Zoo tools Pro の高機能ツールには様々な機能があります。その中でも特にRigに関するツールは非常に充実しています。

Zoo tools Pro には「HIVE」というRigのテンプレートツールがありますが、今回はそちらではなく、Mayaのjointをより使いやすくするツール(Manual Rigging tools)についてです。以前の記事で「cometJointOrient」を紹介しましたが、そちらよりも強力なツール(Zoo tools Proが有料のツールなので当然ですが…)です。中でも独自のプレーンを使ったjoint orientを設定する方法は非常に強力です。

今回はそんなRigのツールの中で「JOINT TOOL」と「PLANE ORIENT(JOINTS AND HIVE)」、そして「JOINTS ON CURVE」の3つのツールについて解説します。

joint orient については過去の記事に過去の記事に解説を書いたので合わせて御覧ください。

「Zoo tools Pro って何?」という方はこちらの記事を御覧ください。

目次

Zoo tools Pro の「JOINT TOOL WINDOW」の使い方

「JOINT TOOL WINDOW」にはjoint作業で使用するツールが集約されています。

Mayaに標準で用意されているものから、Zoo tools Pro独自に用意されたものまでがコンパクトにまとまっています。

特にZoo tools Pro独自のものはjoint orientの設定がとてもしやすくなるパワフルなものです。
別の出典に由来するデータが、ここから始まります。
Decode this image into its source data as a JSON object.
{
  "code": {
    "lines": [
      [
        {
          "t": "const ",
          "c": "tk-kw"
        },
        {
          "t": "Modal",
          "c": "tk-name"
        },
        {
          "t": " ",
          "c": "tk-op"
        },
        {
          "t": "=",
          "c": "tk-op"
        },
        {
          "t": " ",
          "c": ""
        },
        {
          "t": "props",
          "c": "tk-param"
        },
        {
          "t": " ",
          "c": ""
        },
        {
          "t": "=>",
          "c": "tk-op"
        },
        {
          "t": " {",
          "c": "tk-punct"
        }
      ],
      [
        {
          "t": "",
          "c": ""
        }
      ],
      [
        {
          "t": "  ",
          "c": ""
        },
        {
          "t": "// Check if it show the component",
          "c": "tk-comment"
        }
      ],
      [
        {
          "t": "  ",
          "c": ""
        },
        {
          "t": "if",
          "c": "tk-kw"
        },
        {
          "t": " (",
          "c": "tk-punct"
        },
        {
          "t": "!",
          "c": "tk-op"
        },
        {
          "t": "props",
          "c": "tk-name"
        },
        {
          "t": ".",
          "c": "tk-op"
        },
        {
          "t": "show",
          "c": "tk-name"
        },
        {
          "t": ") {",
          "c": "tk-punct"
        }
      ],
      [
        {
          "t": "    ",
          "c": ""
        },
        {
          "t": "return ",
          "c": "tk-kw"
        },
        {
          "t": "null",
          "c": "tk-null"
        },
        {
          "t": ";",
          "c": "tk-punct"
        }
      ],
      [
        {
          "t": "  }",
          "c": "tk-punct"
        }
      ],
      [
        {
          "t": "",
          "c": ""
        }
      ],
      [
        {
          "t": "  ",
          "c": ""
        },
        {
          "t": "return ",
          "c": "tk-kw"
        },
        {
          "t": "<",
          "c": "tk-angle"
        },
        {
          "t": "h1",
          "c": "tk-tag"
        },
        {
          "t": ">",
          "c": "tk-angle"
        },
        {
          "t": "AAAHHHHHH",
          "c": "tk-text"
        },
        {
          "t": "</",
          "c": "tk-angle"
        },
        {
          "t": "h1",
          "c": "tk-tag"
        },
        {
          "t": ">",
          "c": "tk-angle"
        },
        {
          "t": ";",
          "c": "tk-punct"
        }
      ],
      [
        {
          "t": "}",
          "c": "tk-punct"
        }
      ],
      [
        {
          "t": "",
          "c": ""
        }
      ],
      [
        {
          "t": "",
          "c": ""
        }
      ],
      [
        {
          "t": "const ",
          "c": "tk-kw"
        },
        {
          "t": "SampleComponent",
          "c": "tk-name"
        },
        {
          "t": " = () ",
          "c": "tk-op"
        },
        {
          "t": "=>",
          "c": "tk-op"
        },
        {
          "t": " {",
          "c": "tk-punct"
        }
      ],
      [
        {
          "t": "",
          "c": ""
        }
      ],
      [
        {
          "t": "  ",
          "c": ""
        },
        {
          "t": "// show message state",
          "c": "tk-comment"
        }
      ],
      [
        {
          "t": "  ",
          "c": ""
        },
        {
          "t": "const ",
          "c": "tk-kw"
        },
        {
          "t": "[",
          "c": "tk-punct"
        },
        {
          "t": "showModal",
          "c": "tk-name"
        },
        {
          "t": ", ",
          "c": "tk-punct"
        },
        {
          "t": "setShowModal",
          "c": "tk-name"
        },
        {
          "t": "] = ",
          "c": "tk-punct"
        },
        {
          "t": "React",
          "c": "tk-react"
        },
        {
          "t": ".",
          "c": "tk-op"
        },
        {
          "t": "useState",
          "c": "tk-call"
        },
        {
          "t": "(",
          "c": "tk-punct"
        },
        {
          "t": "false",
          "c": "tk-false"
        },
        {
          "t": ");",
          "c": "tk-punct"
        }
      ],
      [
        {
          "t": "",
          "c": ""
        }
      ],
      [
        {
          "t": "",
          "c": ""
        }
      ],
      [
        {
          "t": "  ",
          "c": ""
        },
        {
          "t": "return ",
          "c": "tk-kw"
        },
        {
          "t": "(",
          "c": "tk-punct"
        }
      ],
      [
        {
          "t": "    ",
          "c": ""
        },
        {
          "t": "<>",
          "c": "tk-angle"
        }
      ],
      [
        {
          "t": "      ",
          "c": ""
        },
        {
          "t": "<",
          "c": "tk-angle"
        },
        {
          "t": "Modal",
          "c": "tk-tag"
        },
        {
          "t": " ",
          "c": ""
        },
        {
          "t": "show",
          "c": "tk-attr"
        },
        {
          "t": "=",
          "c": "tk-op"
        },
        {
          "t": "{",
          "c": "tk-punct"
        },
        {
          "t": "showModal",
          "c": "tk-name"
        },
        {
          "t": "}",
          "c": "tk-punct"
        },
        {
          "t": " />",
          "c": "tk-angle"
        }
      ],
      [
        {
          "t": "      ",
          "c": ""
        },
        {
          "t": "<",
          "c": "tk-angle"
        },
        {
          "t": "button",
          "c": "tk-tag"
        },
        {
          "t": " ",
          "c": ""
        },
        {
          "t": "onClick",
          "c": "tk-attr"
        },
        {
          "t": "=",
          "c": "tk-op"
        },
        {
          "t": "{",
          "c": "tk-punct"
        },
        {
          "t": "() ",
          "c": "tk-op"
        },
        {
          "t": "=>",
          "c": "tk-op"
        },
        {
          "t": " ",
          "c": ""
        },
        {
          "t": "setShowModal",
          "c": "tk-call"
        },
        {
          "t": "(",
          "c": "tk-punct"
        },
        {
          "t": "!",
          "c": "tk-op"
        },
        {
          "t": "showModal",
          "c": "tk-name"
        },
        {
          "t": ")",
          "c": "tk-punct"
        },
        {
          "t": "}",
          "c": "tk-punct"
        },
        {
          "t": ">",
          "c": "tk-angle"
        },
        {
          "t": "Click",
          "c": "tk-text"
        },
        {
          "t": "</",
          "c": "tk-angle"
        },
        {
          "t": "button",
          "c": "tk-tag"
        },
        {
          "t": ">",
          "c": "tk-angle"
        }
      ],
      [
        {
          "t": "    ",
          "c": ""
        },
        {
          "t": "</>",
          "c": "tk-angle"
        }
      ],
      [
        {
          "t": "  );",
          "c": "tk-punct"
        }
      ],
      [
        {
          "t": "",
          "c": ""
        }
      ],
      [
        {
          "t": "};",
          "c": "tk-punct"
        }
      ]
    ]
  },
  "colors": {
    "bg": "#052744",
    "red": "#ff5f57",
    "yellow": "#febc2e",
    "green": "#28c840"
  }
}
JOINT TOOL WINDOW(簡易版)のインターフェイス

joint tool window(簡易版)インターフェイス
JOINT TOOL WINDOW(簡易版)
「Selected」
or
「Hierarchy」
「Selected」選択されたものだけに影響。
「Hierarchy」階層すべてに影響。
デフォルトは「Hierarchy」。
Aim Axisデフォルトは「X」。
Roll Upデフォルトは「Y」。
World Upデフォルトは「Y」。
Orient Roll + Y(Aim X)Local Rotation Axis のY軸を+方向へ。結果的にY軸とZ軸の方向を反転させます。
Orient Roll – Y(Aim X)Local Rotation Axis のY軸を-方向へ。結果的にY軸とZ軸の方向を反転させます。
Hide Local Rotation AxisLocal Rotation Axis を非表示にする。
Show Local Rotation AxisLocal Rotation Axis を表示する。
Mark Center
(Right Click)
選択したもののセンターの位置にマーキングする(後で消したい場合は①②を使う)。
右クリックでモードが選べる。
①「Mark Center Pivot -Regular」選択されたもののセンターに⑤で消すことが出来るLocatorを置く。
②「Mark Center Pivot -Many」複数選択されたもののセンターに⑤で消すことが出来るLocatorを置く。
③「Mark Center Pivot Locator」選択されたもののセンターに普通のLocatorを置く。
④「Mark Center Pivot Locator -Many」複数選択されたもののセンターに普通のLocatorを置く。
⑤「Delete Center Pivots」①②で置いたLocatorをすべて消す。
Volume Snap(Turn On)Mayaの標準機能「※Snap to Projected Center」の切り替え。
Create Joint Tool
(Right-Click)
jointを作成。右クリックでモードを選べる。
①「Enter the `Create Joint Tool`」そのままjointを作成。
②「Create A Joint At Selection」選択したものの位置にjointを作成。
③「Create Joints Multi Selection」複数選択したものの位置にjointを作成。
④「Create Joints Multi Parent」③のjointが繋がったものを作成。
左向き矢印(↰)Ctrl + Click(22.5度)、Click(45度)、Shift + Click(90度)回転する。
右向き矢印(↱)Ctrl + Click(22.5度)、Click(45度)、Shift + Click(90度)回転する。
回転矢印(↺)デフォルトの値に戻す。
joint のツールが充実している

投影された中心にスナップ(Snap to Projected Center)

注: 投影された中心にスナップ(Snap to Projected Center)を使用すると、他のすべてのスナップ モードが無効になります。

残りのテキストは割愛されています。